After adjusting for the impact of the leap year in 2016, global airfreight demand increased by 12%, the trade body
representing passenger and cargo-carrying airlines said: almost four times better than the five-year average rate of 3%.
Airfreight capacity, as measured in available freight tonne-kilometres (AFTKs), was down by 0.4% in February.
“The continued growth of airfreight demand in 2017 is consistent with an uptick in world trade which corresponds with new global export orders remaining at elevated levels in March,” an IATA statement asserted.
Of particular note, it continued, were the increased volumes of semi-conductor materials typically used in high-value consumer electronics being flown.
“February further added to the cautious optimism building in air cargo markets,” remarked Alexandre de Juniac, IATA’s director general and chief executive.
“Demand grew by 12% in February – about four times the five-year average rate. With demand growing faster than capacity, yields got a boost.
“While there are signs of stronger world trade, concerns over the current protectionist rhetoric are still very real,” de Juniac added.
The rapid growth of businesses such as cross-border e-commerce and time- and temperature-sensitive pharmaceutical are currently enjoying robust growth. “Any optimistic look at the future sees growing demand for specialised value added services,” de Juniac noted.
“Shippers are telling us that the key to turning the current uptick in the cargo industry’s fortunes into longer-term growth is modernising our antiquated processes,” he continued.
“We must use the current momentum to push ahead with the elements of the e-cargo vision – including the e-air waybill which is nearing 50% market penetration,” he concluded.
All regions except Latin America saw an decrease in demand for airfreight capacity in February when compared to the same month of 2016.
• Asia-Pacific airlines posted the largest year-on-year demand increase, with freight volumes growing by 11.8% year on year (by more than 15% when adjusted for the leap year). Capacity meanwhile increased by 2.0%. The increase in demand has been captured in the positive outlook from business surveys in the region and has also been reflected in the increase in trade across Asia Pacific’s main freight lanes to, from and within the region, which have strengthened considerably over the past six months, IATA said. Seasonally-adjusted volumes dipped slightly in February but are now back to the levels reached in 2010 during the post-global financial crisis bounce-back.
• North American airlines’ freight volumes expanded by 5.8% (or more than 9% when adjusted for the leap year). Capacity decreased by 3.1% year on year. The Improvement in freight volumes was driven in part by the strength of freight traffic to and from Asia. The further strengthening of the US dollar continues to boost the inbound freight market but is keeping the export market under pressure, IATA noted.

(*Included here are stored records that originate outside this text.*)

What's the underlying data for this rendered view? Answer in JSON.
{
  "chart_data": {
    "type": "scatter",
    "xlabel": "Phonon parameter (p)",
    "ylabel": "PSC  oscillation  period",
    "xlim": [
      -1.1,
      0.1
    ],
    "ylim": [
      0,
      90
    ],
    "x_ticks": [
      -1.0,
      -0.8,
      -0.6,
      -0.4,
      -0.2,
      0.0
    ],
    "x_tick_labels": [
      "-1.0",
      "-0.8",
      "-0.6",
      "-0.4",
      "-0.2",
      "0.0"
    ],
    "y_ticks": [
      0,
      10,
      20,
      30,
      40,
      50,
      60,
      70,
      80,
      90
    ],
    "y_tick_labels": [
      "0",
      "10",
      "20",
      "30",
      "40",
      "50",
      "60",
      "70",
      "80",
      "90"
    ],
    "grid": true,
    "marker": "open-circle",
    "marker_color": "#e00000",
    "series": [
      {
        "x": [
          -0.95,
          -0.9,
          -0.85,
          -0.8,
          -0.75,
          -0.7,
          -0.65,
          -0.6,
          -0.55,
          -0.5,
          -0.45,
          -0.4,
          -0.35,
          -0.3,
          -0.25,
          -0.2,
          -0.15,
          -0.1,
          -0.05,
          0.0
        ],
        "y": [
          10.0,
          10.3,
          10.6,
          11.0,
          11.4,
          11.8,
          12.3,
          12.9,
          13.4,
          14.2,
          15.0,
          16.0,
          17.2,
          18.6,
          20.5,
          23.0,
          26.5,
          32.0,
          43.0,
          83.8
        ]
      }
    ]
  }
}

• European airlines posted a 10.5% (or around 14% adjusting for the leap year) increase in freight volumes in February, and a year on year capacity increase of 1.4%. The ongoing weakness of the Euro continued to boost the performance of the European freight market, which has benefited from strong export orders, particularly in Germany, over the last few months.
• Middle Eastern carriers’ year on year freight volumes increased by 3.4% (or approximately 7% when adjusted for the leap year), while capacity decreased by 1.7%. Seasonally-adjusted freight volumes continued to trend upwards and demand remained strong between the Middle East and Europe. Despite this, growth has eased from the double-digit rates which have been the norm over the past ten years. This corresponds with a slowdown in network expansion by the region’s major carriers, IATA pointed out.
• Latin American airlines experienced a contraction in demand of 4.9% (or around 1% adjusting for the leap year) in February compared to the same month of 2016. There was a decrease in capacity of 7.2%. The recovery in seasonally-adjusted volumes also stalled, with demand 14% lower than at the peak in 2014. And freight volumes on the region’s carriers have now also contracted in 25 out of the last 27 months. Those airlines have managed to adjust capacity, however, which has limited the negative impact on the load factor. Latin America continues to be blighted by weak economic and political conditions.
• African carriers’ saw freight demand increase by 10.6% (by more than 14% adjusting for the leap year) in February, while capacity increased year on year by 1.0%. Year to date demand (the months of January and February) increased by 16.2%, helped by very strong growth on the trade lanes to and from Asia. The increase in demand helped the region’s seasonally-adjusted load factor rise by 2.8 percentage points in the first two months of this year.